Und jetzt geht es gleich steil bergauf! Auf den nächsten 20 Kilometern bis Dorgali haben wir einen Mini-Paß von 225 m vor uns. So halten wir kurz noch einmal an und ziehen kurze Klamotten an. Und dann heißt es strampeln! Einzige – und willkommene – Unterbrechung sind die vielen Marmorsteinbrüche beiderseits der Straße. Wir stellen unsere Räder ab und beobachten das emsige Treiben tief unten in den bereits ausgegrabenen Höhlen. Allerdings hat dieser sardische Marmor nicht die gleiche Qualität wie der aus Carrara.
Das Wetter verändert sich nun zunehmend; leider nicht positiv. Als wir endlich Dorgali erreichen, sind die Straßen naß; dummerweise sind wir zu spät dran – alle Läden haben bereits über Mittag geschlossen – und das heißt damit leider bis 17 Uhr! In einer Bar finden wir zwar Unterschlupf und Getränke; leider aber nichts zu essen. So trösten wir uns mit einigen Süßigkeiten.
Danach sitzen wir im Park und beobachten das über Mittag ziemlich spärliche Treiben auf den Straßen. Die Sarden scheinen sich über Mittag alle in ihren Häusern zu verkriechen. Bis 17 Uhr wollen wir auf keinen Fall warten: Martin kennt die nun folgende Strecke und mahnt zur Eile. So schieben wir durch die Einbahnstraßen des Ortskerns, vorbei an den vielen Souvenir-Läden. man merkt, dass Dorgali ein Touristen-Ort ist.
Am Ortsausgang holen wir bei einem Privathaus noch fünf Liter Trinkwasser als Koch- und Trinkreserve für den Abend. Vor uns liegt nun nämlich ein 19(!) Kilometer langer Passanstieg bis zum Genna Silana – auf immerhin 1030 m Höhe! Das wollen wir heute natürlich nicht mehr fahren. Probleme bereitet allerdings der passende Übernachtungsort. Martin hat hier 1991 schon mal schlechte Erfahrungen gemacht, als die damalige Gruppe zu spät aus Dorgali abfuhr.

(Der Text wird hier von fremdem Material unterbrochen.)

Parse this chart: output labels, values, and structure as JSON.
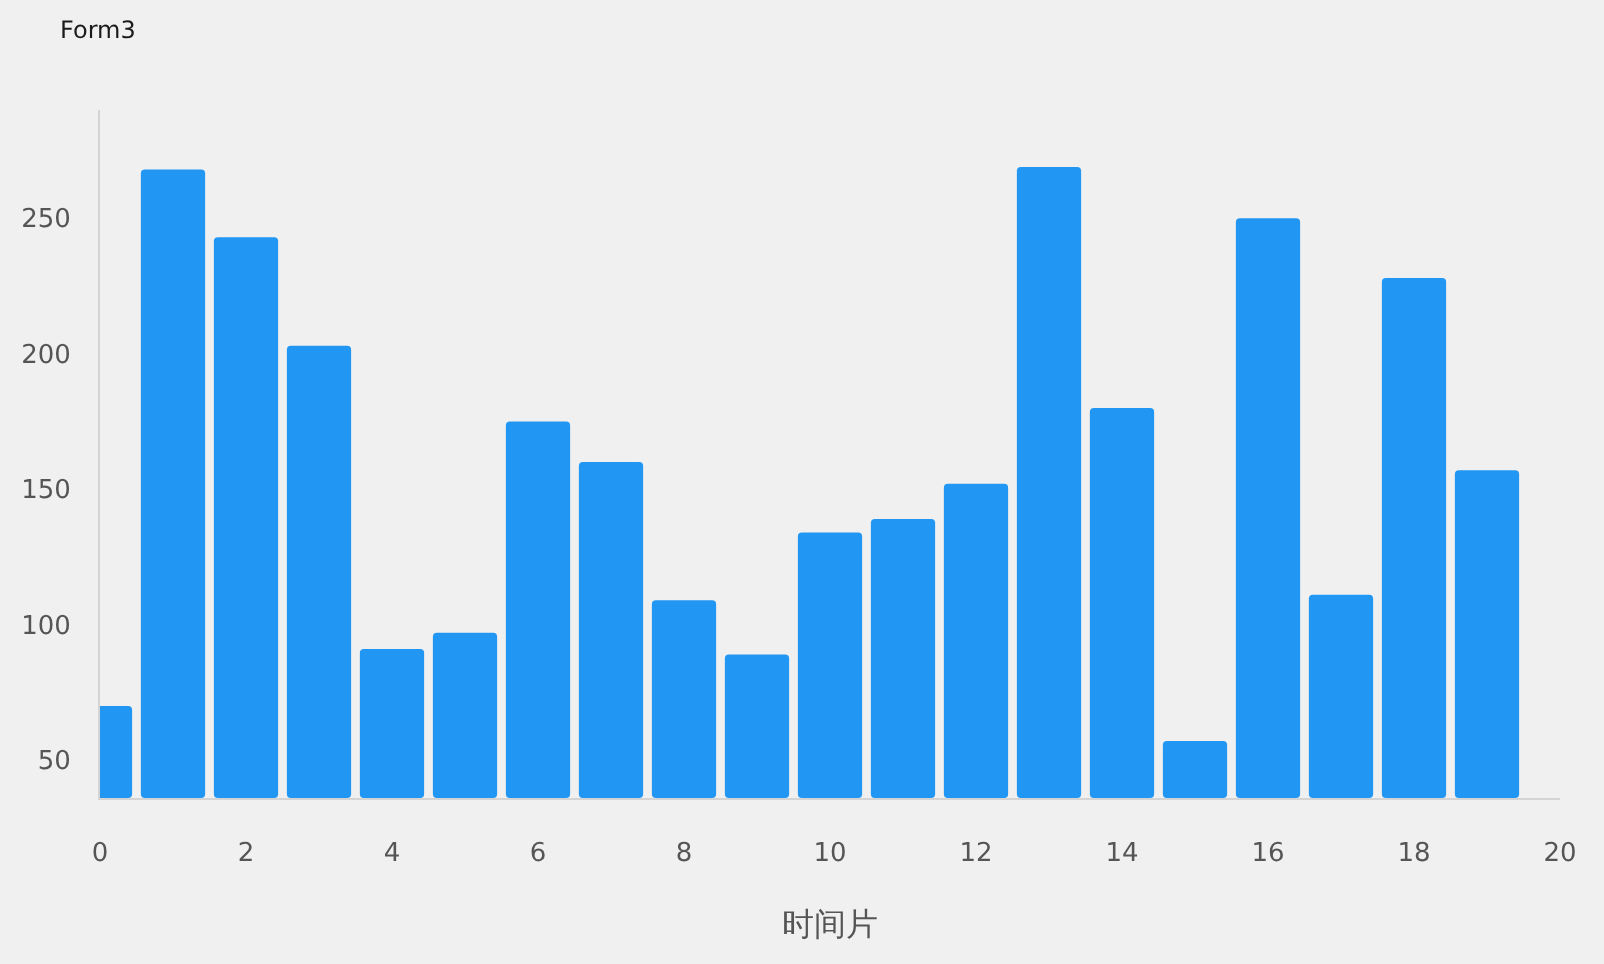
{
  "chart_data": {
    "type": "bar",
    "title": "Form3",
    "xlabel": "时间片",
    "x": [
      0,
      1,
      2,
      3,
      4,
      5,
      6,
      7,
      8,
      9,
      10,
      11,
      12,
      13,
      14,
      15,
      16,
      17,
      18,
      19
    ],
    "values": [
      70,
      268,
      243,
      203,
      91,
      97,
      175,
      160,
      109,
      89,
      134,
      139,
      152,
      269,
      180,
      57,
      250,
      111,
      228,
      157
    ],
    "color": "#2196f3",
    "xlim": [
      0,
      20
    ],
    "xticks": [
      0,
      2,
      4,
      6,
      8,
      10,
      12,
      14,
      16,
      18,
      20
    ],
    "ylim": [
      36,
      290
    ],
    "yticks": [
      50,
      100,
      150,
      200,
      250
    ]
  }
}
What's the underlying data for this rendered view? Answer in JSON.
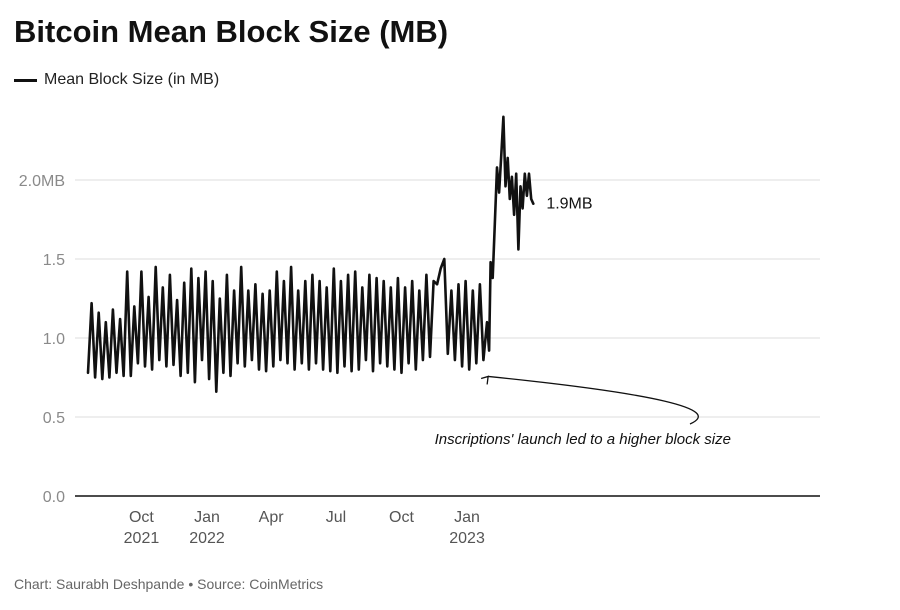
{
  "header": {
    "title": "Bitcoin Mean Block Size (MB)"
  },
  "footer": {
    "credit": "Chart: Saurabh Deshpande • Source: CoinMetrics"
  },
  "chart_data": {
    "type": "line",
    "title": "Bitcoin Mean Block Size (MB)",
    "xlabel": "",
    "ylabel": "",
    "ylim": [
      0,
      2.5
    ],
    "y_ticks": [
      {
        "value": 0.0,
        "label": "0.0"
      },
      {
        "value": 0.5,
        "label": "0.5"
      },
      {
        "value": 1.0,
        "label": "1.0"
      },
      {
        "value": 1.5,
        "label": "1.5"
      },
      {
        "value": 2.0,
        "label": "2.0MB"
      }
    ],
    "x_ticks": [
      {
        "date": "2021-10-01",
        "label": "Oct",
        "year": "2021"
      },
      {
        "date": "2022-01-01",
        "label": "Jan",
        "year": "2022"
      },
      {
        "date": "2022-04-01",
        "label": "Apr",
        "year": ""
      },
      {
        "date": "2022-07-01",
        "label": "Jul",
        "year": ""
      },
      {
        "date": "2022-10-01",
        "label": "Oct",
        "year": ""
      },
      {
        "date": "2023-01-01",
        "label": "Jan",
        "year": "2023"
      }
    ],
    "grid": true,
    "legend_position": "top-left",
    "color": "#111111",
    "series": [
      {
        "name": "Mean Block Size (in MB)",
        "x": [
          "2021-07-18",
          "2021-07-23",
          "2021-07-28",
          "2021-08-02",
          "2021-08-07",
          "2021-08-12",
          "2021-08-17",
          "2021-08-22",
          "2021-08-27",
          "2021-09-01",
          "2021-09-06",
          "2021-09-11",
          "2021-09-16",
          "2021-09-21",
          "2021-09-26",
          "2021-10-01",
          "2021-10-06",
          "2021-10-11",
          "2021-10-16",
          "2021-10-21",
          "2021-10-26",
          "2021-10-31",
          "2021-11-05",
          "2021-11-10",
          "2021-11-15",
          "2021-11-20",
          "2021-11-25",
          "2021-11-30",
          "2021-12-05",
          "2021-12-10",
          "2021-12-15",
          "2021-12-20",
          "2021-12-25",
          "2021-12-30",
          "2022-01-04",
          "2022-01-09",
          "2022-01-14",
          "2022-01-19",
          "2022-01-24",
          "2022-01-29",
          "2022-02-03",
          "2022-02-08",
          "2022-02-13",
          "2022-02-18",
          "2022-02-23",
          "2022-02-28",
          "2022-03-05",
          "2022-03-10",
          "2022-03-15",
          "2022-03-20",
          "2022-03-25",
          "2022-03-30",
          "2022-04-04",
          "2022-04-09",
          "2022-04-14",
          "2022-04-19",
          "2022-04-24",
          "2022-04-29",
          "2022-05-04",
          "2022-05-09",
          "2022-05-14",
          "2022-05-19",
          "2022-05-24",
          "2022-05-29",
          "2022-06-03",
          "2022-06-08",
          "2022-06-13",
          "2022-06-18",
          "2022-06-23",
          "2022-06-28",
          "2022-07-03",
          "2022-07-08",
          "2022-07-13",
          "2022-07-18",
          "2022-07-23",
          "2022-07-28",
          "2022-08-02",
          "2022-08-07",
          "2022-08-12",
          "2022-08-17",
          "2022-08-22",
          "2022-08-27",
          "2022-09-01",
          "2022-09-06",
          "2022-09-11",
          "2022-09-16",
          "2022-09-21",
          "2022-09-26",
          "2022-10-01",
          "2022-10-06",
          "2022-10-11",
          "2022-10-16",
          "2022-10-21",
          "2022-10-26",
          "2022-10-31",
          "2022-11-05",
          "2022-11-10",
          "2022-11-15",
          "2022-11-20",
          "2022-11-25",
          "2022-11-30",
          "2022-12-05",
          "2022-12-10",
          "2022-12-15",
          "2022-12-20",
          "2022-12-25",
          "2022-12-30",
          "2023-01-04",
          "2023-01-09",
          "2023-01-14",
          "2023-01-19",
          "2023-01-24",
          "2023-01-29",
          "2023-02-01",
          "2023-02-03",
          "2023-02-06",
          "2023-02-09",
          "2023-02-12",
          "2023-02-15",
          "2023-02-18",
          "2023-02-21",
          "2023-02-24",
          "2023-02-27",
          "2023-03-02",
          "2023-03-05",
          "2023-03-08",
          "2023-03-11",
          "2023-03-14",
          "2023-03-17",
          "2023-03-20",
          "2023-03-23",
          "2023-03-26",
          "2023-03-29",
          "2023-04-01",
          "2023-04-04"
        ],
        "values": [
          0.78,
          1.22,
          0.75,
          1.16,
          0.74,
          1.1,
          0.75,
          1.18,
          0.78,
          1.12,
          0.76,
          1.42,
          0.76,
          1.2,
          0.84,
          1.42,
          0.82,
          1.26,
          0.8,
          1.45,
          0.86,
          1.32,
          0.82,
          1.4,
          0.83,
          1.24,
          0.76,
          1.35,
          0.78,
          1.44,
          0.72,
          1.38,
          0.86,
          1.42,
          0.74,
          1.36,
          0.66,
          1.25,
          0.78,
          1.4,
          0.76,
          1.3,
          0.84,
          1.45,
          0.82,
          1.3,
          0.86,
          1.34,
          0.8,
          1.28,
          0.79,
          1.3,
          0.82,
          1.42,
          0.86,
          1.36,
          0.84,
          1.45,
          0.8,
          1.3,
          0.84,
          1.36,
          0.8,
          1.4,
          0.84,
          1.36,
          0.8,
          1.32,
          0.79,
          1.44,
          0.78,
          1.36,
          0.82,
          1.4,
          0.79,
          1.42,
          0.8,
          1.32,
          0.86,
          1.4,
          0.79,
          1.38,
          0.84,
          1.36,
          0.82,
          1.32,
          0.8,
          1.38,
          0.78,
          1.32,
          0.84,
          1.36,
          0.8,
          1.3,
          0.86,
          1.4,
          0.88,
          1.36,
          1.34,
          1.44,
          1.5,
          0.9,
          1.3,
          0.86,
          1.34,
          0.82,
          1.36,
          0.8,
          1.3,
          0.84,
          1.34,
          0.86,
          1.1,
          0.92,
          1.48,
          1.38,
          1.72,
          2.08,
          1.92,
          2.16,
          2.4,
          1.96,
          2.14,
          1.88,
          2.02,
          1.78,
          2.04,
          1.56,
          1.96,
          1.82,
          2.04,
          1.9,
          2.04,
          1.88,
          1.85
        ]
      }
    ],
    "end_label": "1.9MB",
    "annotation": {
      "text": "Inscriptions' launch led to a higher block size",
      "date": "2023-02-01",
      "value": 0.82
    }
  }
}
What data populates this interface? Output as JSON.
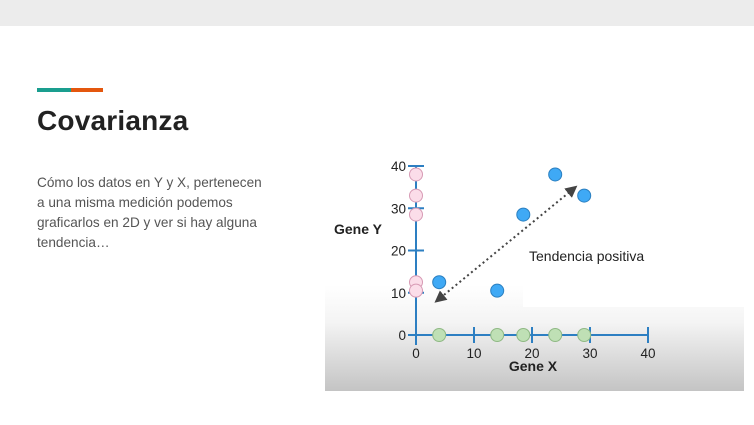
{
  "slide": {
    "title": "Covarianza",
    "body": "Cómo los datos en Y y X, pertenecen a una misma medición podemos graficarlos en 2D y ver si hay alguna tendencia…"
  },
  "colors": {
    "accent_teal": "#1a9e8f",
    "accent_orange": "#e4570e",
    "axis": "#2d7fc2",
    "point_blue": "#3fa9f5",
    "point_pink": "#fbdde9",
    "point_green": "#bfe0b5"
  },
  "chart_data": {
    "type": "scatter",
    "xlabel": "Gene X",
    "ylabel": "Gene Y",
    "annotation": "Tendencia positiva",
    "x_ticks": [
      "0",
      "10",
      "20",
      "30",
      "40"
    ],
    "y_ticks": [
      "0",
      "10",
      "20",
      "30",
      "40"
    ],
    "xlim": [
      0,
      40
    ],
    "ylim": [
      0,
      40
    ],
    "series": [
      {
        "points": [
          [
            4,
            12.5
          ],
          [
            14,
            10.5
          ],
          [
            18.5,
            28.5
          ],
          [
            24,
            38
          ],
          [
            29,
            33
          ]
        ]
      },
      {
        "points": [
          [
            0,
            38
          ],
          [
            0,
            33
          ],
          [
            0,
            28.5
          ],
          [
            0,
            12.5
          ],
          [
            0,
            10.5
          ]
        ]
      },
      {
        "points": [
          [
            4,
            0
          ],
          [
            14,
            0
          ],
          [
            18.5,
            0
          ],
          [
            24,
            0
          ],
          [
            29,
            0
          ]
        ]
      }
    ],
    "trend_arrow": {
      "from": [
        3.5,
        8
      ],
      "to": [
        27.5,
        35
      ]
    }
  }
}
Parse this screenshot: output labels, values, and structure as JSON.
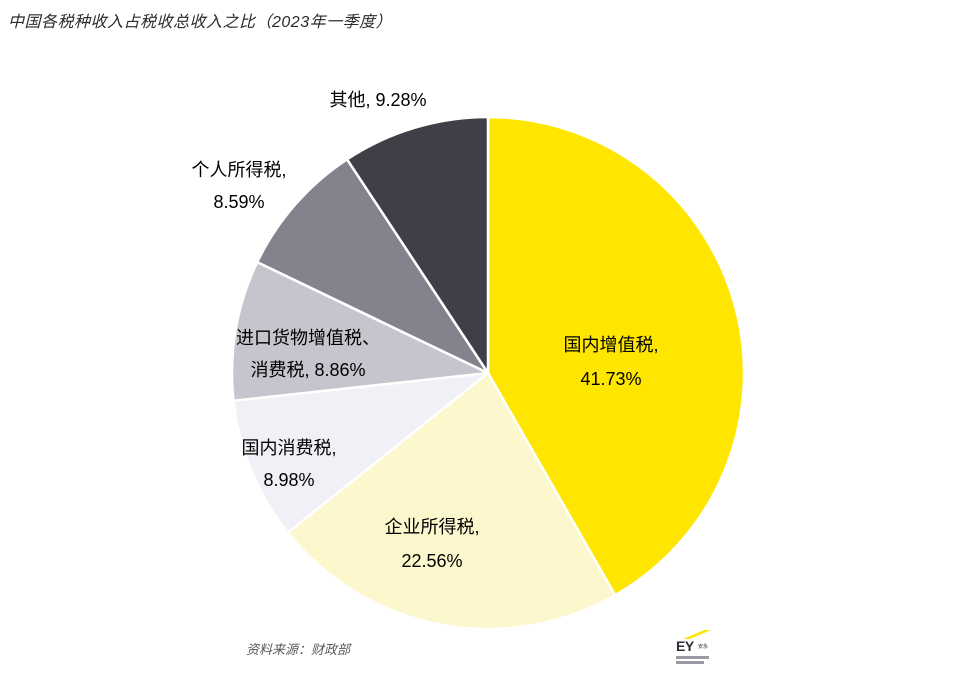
{
  "page": {
    "title": "中国各税种收入占税收总收入之比（2023年一季度）"
  },
  "chart_data": {
    "type": "pie",
    "title": "中国各税种收入占税收总收入之比（2023年一季度）",
    "unit": "%",
    "direction": "clockwise",
    "start_angle_deg_from_top": 0,
    "series": [
      {
        "label": "国内增值税",
        "value": 41.73,
        "color": "#FFE600"
      },
      {
        "label": "企业所得税",
        "value": 22.56,
        "color": "#FCF7CC"
      },
      {
        "label": "国内消费税",
        "value": 8.98,
        "color": "#F0F0F6"
      },
      {
        "label": "进口货物增值税、消费税",
        "value": 8.86,
        "color": "#C5C5CD"
      },
      {
        "label": "个人所得税",
        "value": 8.59,
        "color": "#83838E"
      },
      {
        "label": "其他",
        "value": 9.28,
        "color": "#3F3F47"
      }
    ],
    "separator_color": "#FFFFFF",
    "callouts": {
      "qita": {
        "line1": "其他, 9.28%"
      },
      "geren": {
        "line1": "个人所得税,",
        "line2": "8.59%"
      },
      "jinkou": {
        "line1": "进口货物增值税、",
        "line2": "消费税, 8.86%"
      },
      "guonei_xiaofei": {
        "line1": "国内消费税,",
        "line2": "8.98%"
      },
      "qiye": {
        "line1": "企业所得税,",
        "line2": "22.56%"
      },
      "guonei_zengzhi": {
        "line1": "国内增值税,",
        "line2": "41.73%"
      }
    }
  },
  "footer": {
    "source": "资料来源：财政部"
  },
  "logo": {
    "text": "EY",
    "cn": "安永",
    "brand_yellow": "#FFE600",
    "brand_dark": "#2E2E38"
  }
}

Als wir an der Übernachtungsstelle von 1991 ein Erinnerungsfoto machen, hält ein Wagen der Corpo Forrestale. Ein freundlicher Ranger erkundigt sich, ob wir Hilfe brauchen – er hat das auf der Straße liegende Erste-Hilfe-Set gesehen, dass dort beim Auspacken der Kamera gelandet ist.
Wir erzählen ihm von unseren Plänen und er gibt uns den entscheidenden Tip: einige Kilometer weiter soll ein verlassenes Haus stehen; dort könnten wir gut zelten. Vor der letzten Etappe gibt es noch eine Vitamintablette in den Trinkbecher; und dann heißt es wieder einmal kräftig in die Pedalen treten.
Noch vor Einbruch der Dämmerung haben wir es dann geschafft: auf knapp 800 m Höhe erreichen wir ein weißes, einzeln stehendes Haus – das erste seit Dorgali. Und tatsächlich: hinter dem Haus eine kleine, grasige Terrasse mit guten Aufbaumöglichkeiten für zwei Zelte. Während des Aufbaus können wir das Licht- und Schattenspiel der untergehenden Sonne in der Gole di Goroppu genießen. Erst Jahre später werden wir in unseren Reiseführen über diese fantastische Schlucht nähere Einzelheiten nachlesen.
Zum Kochen lassen wir uns auf der windgeschützten Terrasse des Hauses nieder und genießen leckere „Rollini bolognese“ aus der Tüte. Das war heute die erste wirklich anstrengende Etappe! Wir spüren unsere Hinterteile!